Maar hij begreep al gauw dat de strijd tegen de corruptie een heel wat doeltreffender invalshoek voor zijn strijd om de macht was dan het nationalisme. Zijn aanklacht tegen de verrijking van de leden van de partij Verenigd Rusland of tegen de kring van mensen van het Kremlin, kreeg meer aandacht bij de bevolking, zelfs bij de minst politiek geïnteresseerden, dan de strijd tegen de illegalen. Na de grote protestbeweging van 2011-2012 gaf hem dat nationale bekendheid. Hij stopte met zijn deelname aan de « Russische marsen ».

Heeft hij sindsdien het nationalisme vaarwel gezegd? In 2015 verscheen er een boek met dialogen tussen Navalny en de dissident Adam Michnik. Deze joodse oprichter van het dagblad « Gazeta Wyborcza », vijand van elke vorm van nationalisme, maar wel met een grote liefde voor de Russische cultuur, vroeg Navalny zijn positie op dit punt te verduidelijken. Navalny bevestigde dat het immigratie-thema in kringen van de oppositie geen taboe zou moeten blijven.

Navalny rechtvaardigde zo zijn keus om nationalistische kiezers te blijven aanspreken. Hij verklaarde dat slechts een minderheid van hen een « duidelijke ideologie » had, dat zij vooral verontwaardigd waren inzake het in Rusland heersende onrecht. Navalny: « Als antwoord daarop vallen zij mensen met een andere huidskleur of met spleetogen aan. Ik ben van mening dat het erg belangrijk is hun uit te leggen dat de oplossing van het probleem van illegale immigratie niet ligt in agressie, maar dat het met democratische middelen opgelost moet worden ».

Maar met welke middelen? Met de organisatie van eerlijke verkiezingen die « de partij van oplichters en dieven », de partij Verenigd Rusland, die volgens hem profiteert van de vruchten van de illegale immigratie, kan verjagen. Navalny heeft zijn retoriek dus fors verzacht en probeert zijn nieuwe invalshoek om aan de macht te komen, de corruptie van de politieke elites, te verkopen.

Maar de reden waarom Navalny zijn verleden relativeert, is ook omdat Vladimir Poetin zich meester heeft gemaakt van het agressieve nationalisme. In 2014 zorgde de Russische president voor een golf van nationalistisch enthousiasme door de Krim te annexeren.

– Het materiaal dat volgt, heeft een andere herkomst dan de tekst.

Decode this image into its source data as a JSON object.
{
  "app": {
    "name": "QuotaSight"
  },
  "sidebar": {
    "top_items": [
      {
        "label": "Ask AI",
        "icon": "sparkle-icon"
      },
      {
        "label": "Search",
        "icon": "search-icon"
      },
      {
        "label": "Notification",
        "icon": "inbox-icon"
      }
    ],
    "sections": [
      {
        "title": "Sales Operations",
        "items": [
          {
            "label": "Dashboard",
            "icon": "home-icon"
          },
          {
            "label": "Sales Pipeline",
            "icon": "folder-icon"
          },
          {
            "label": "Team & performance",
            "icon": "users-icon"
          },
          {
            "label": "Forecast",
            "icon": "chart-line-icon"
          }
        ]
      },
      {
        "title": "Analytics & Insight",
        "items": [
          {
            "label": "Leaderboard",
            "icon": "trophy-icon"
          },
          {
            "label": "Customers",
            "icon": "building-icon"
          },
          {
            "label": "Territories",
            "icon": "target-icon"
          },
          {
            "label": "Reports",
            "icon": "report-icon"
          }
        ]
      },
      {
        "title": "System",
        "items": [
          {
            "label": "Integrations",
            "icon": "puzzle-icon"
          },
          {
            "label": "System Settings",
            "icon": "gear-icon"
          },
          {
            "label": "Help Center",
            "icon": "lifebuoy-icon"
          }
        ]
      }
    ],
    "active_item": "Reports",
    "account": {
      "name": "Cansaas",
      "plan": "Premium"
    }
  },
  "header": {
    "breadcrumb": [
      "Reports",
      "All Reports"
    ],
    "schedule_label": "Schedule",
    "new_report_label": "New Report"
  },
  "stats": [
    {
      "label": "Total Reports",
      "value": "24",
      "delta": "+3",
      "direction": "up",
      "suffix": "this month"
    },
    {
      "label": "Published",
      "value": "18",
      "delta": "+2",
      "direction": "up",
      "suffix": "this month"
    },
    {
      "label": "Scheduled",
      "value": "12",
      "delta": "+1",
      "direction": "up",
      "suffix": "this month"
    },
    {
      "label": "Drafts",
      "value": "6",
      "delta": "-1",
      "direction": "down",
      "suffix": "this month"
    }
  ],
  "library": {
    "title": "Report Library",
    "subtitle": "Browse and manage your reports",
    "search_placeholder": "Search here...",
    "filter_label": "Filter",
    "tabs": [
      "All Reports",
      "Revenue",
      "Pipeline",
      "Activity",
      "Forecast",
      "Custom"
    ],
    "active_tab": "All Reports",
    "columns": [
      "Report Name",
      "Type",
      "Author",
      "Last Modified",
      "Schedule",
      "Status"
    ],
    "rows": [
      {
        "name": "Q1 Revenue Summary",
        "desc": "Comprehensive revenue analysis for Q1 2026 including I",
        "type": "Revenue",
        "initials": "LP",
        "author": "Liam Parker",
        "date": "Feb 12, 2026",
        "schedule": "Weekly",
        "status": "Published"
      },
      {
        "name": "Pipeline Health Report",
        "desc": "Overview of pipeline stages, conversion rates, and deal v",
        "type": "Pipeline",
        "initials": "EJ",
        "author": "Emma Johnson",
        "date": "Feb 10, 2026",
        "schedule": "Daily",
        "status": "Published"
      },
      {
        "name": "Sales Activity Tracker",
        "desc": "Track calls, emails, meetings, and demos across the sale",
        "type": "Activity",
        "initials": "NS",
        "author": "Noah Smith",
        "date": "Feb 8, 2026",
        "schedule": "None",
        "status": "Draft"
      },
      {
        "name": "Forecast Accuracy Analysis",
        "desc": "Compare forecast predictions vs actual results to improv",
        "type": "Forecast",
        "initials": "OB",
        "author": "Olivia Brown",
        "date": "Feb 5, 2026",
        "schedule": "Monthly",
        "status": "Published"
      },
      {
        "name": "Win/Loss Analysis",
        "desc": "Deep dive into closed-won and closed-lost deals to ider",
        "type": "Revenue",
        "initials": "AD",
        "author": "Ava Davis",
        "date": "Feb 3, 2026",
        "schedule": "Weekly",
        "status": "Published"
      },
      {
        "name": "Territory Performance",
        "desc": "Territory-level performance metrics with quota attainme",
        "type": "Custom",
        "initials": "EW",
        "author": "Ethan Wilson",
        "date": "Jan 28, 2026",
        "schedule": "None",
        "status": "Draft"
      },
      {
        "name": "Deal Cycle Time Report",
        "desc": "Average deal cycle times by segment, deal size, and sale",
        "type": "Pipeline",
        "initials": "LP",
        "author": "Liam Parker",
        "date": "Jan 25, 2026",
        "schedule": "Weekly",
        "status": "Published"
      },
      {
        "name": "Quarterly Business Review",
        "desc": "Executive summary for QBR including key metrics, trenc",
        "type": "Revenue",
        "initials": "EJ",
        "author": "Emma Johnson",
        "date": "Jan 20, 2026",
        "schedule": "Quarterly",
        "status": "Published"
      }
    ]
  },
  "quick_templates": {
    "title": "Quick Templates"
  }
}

Met deze ontkenning van het internationale recht heeft Poetin de zwakheid van het Westen en de superioriteit van de Russische mens, die volgens hem bereid is zijn leven te riskeren voor zijn idealen, terwijl de enige waarde van de westerse mens zijn comfort is, aan willen tonen. Poetin heeft daarmee het tsaristische en sovjet-imperialisme weer nieuw leven ingeblazen.

Navalny heeft deze manoeuvre van Poetin goed begrepen: « Het Russische nationalisme zou op een gegeven moment kunnen evolueren in de richting van een soort Europees conservatisme, maar Poetin heeft ervoor gezorgd dat de hoofdstroming in het Russische nationalisme weer een imperialistisch nationalisme is ». Waar Navalny heldere regels eist voor de immigratie, heeft Poetin de bevolking opgehitst tegen het decadente Westen.

Is Navalny een nationalist? Eind jaren 2000 heeft hij in ieder geval uit politieke berekening geflirt met een extreem nationalistisch Russisch milieu, voordat hij in de strijd om de macht het veel doeltreffender middel van de bestrijding van de corruptie ontdekte. Het « poetinisme » heeft hem toen doen vervagen met het exploiteren van nationalistische gevoelens: de Russische wraak op het Westen.

Maar de vergiftigingspoging en de terugkomst in Rusland van de opposant hebben een nieuwe periode van strijd tussen beide mannen ingeluid. Poetin zegt dat Navalny een geheim agent van de Verenigde Staten is. Navalny probeert de harten van de Russente veroveren met zijn moed. Ik ben van mening dat Navalny geen gevaarlijke fascist is, maar een uiterst vastberaden politieke figuur die erop rekent gesteund te worden door de politieke gevoelens van zijn medeburgers: verontwaardiging, ontmoediging, bewondering… met als doel er wellicht toch een keer in te slagen president van Rusland te worden.

Maar zoals ik al zei: iemand die koste wat kost president van Rusland wil worden en om dat te bereiken geen enkel opportunistisch middel schuwt, wekt bij mij het nodige wantrouwen op. Macht en machtswellust corrumperen, absolute macht en machtswellust corrumperen absoluut. Dat zie je bij de kleptocraat Poetin. Zou Navalny werkelijk een uitzondering op deze regel zijn?